The Alchemy of Imagination
To step into Forest Rogers’ world is to abandon certainty. Her sculptures whisper of forgotten myths, creatures caught between worlds, the delicate shiver of something both wondrous and unsettling. They do not simply exist; they hover on the precipice of motion, as if at any moment they might stretch, breathe, and vanish into the mists from which they came.
Rogers, an artist of unparalleled vision, has built a universe where polymer clay and epoxy transcend their earthly properties. Each figure—be it an Octopoid descending through darkness, a fae messenger heralding unseen tidings, or a spectral being wrapped in the tattered remnants of time—is imbued with a sense of kinetic poetry.
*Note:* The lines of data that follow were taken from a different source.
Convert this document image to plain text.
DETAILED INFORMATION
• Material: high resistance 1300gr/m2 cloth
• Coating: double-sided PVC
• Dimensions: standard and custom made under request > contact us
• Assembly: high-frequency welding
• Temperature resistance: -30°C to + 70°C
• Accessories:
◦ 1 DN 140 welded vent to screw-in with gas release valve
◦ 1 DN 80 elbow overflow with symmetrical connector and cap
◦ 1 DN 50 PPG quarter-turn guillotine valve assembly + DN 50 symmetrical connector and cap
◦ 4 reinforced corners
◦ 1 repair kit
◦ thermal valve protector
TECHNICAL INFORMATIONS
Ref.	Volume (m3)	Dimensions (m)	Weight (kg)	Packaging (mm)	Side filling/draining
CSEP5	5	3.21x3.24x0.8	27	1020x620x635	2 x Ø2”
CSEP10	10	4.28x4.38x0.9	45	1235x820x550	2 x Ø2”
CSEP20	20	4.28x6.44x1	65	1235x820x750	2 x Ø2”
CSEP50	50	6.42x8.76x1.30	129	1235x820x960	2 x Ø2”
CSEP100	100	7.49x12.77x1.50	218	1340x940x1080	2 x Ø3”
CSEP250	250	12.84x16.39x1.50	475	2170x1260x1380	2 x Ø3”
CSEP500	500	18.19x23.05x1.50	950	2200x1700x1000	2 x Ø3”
The Creatures of Ether and Bone
Octopoid Descending – A Dark Elegance
Winner of the Chesley Award for Best Three-Dimensional Work, Octopoid Descending is both haunting and hypnotic. A hybrid of cephalopod and something eerily human, its sinuous tentacles and fluid form create a sense of perpetual movement. Rogers does not sculpt static figures; she sculpts potential—potential for transformation, for chaos, for revelation.

The Beautiful Crustacean – The Grace of the Impossible
Appearing in The Art of Fantasy: A Visual Sourcebook of All That is Unreal, The Beautiful Crustacean embodies Rogers’ ability to merge the delicate with the monstrous. Her creatures exist in a liminal space—part nightmare, part dream, always breathtaking.

Passion in Form – The Pulse Beneath the Surface
Sculpture is more than material; it is motion trapped in time. Rogers harnesses that energy with exquisite precision. A warrior figure, wrapped in the debris of some unseen battle, flings herself forward, driven by an almost feral determination. The ragged edges of fabric, the chaotic sweep of limbs, the streak of blood-red—these elements are not placed, they are felt.

The Discipline of the Fantastic
Rogers’ work is meticulous. Every inch, every microscopic texture, is intentional. It is this dedication to detail that makes her sculptures more than objects—they are narratives, waiting to be unraveled. The gradation of colors in a mermaid’s tail, the intricate scaling of a mythical beast, the barely perceptible shift in expression on a fae’s face—each choice deepens the illusion, the magic.
There is a lesson here: fantasy is not an escape, it is an excavation. The best of it—Rogers’ work included—does not remove us from reality but sharpens our ability to see its beauty, its horror, its infinite potential.

Editor’s Choice
Forest Rogers does not simply create sculptures. She conjures beings, breathes life into the impossible, and reminds us that the line between myth and reality is thinner than we think.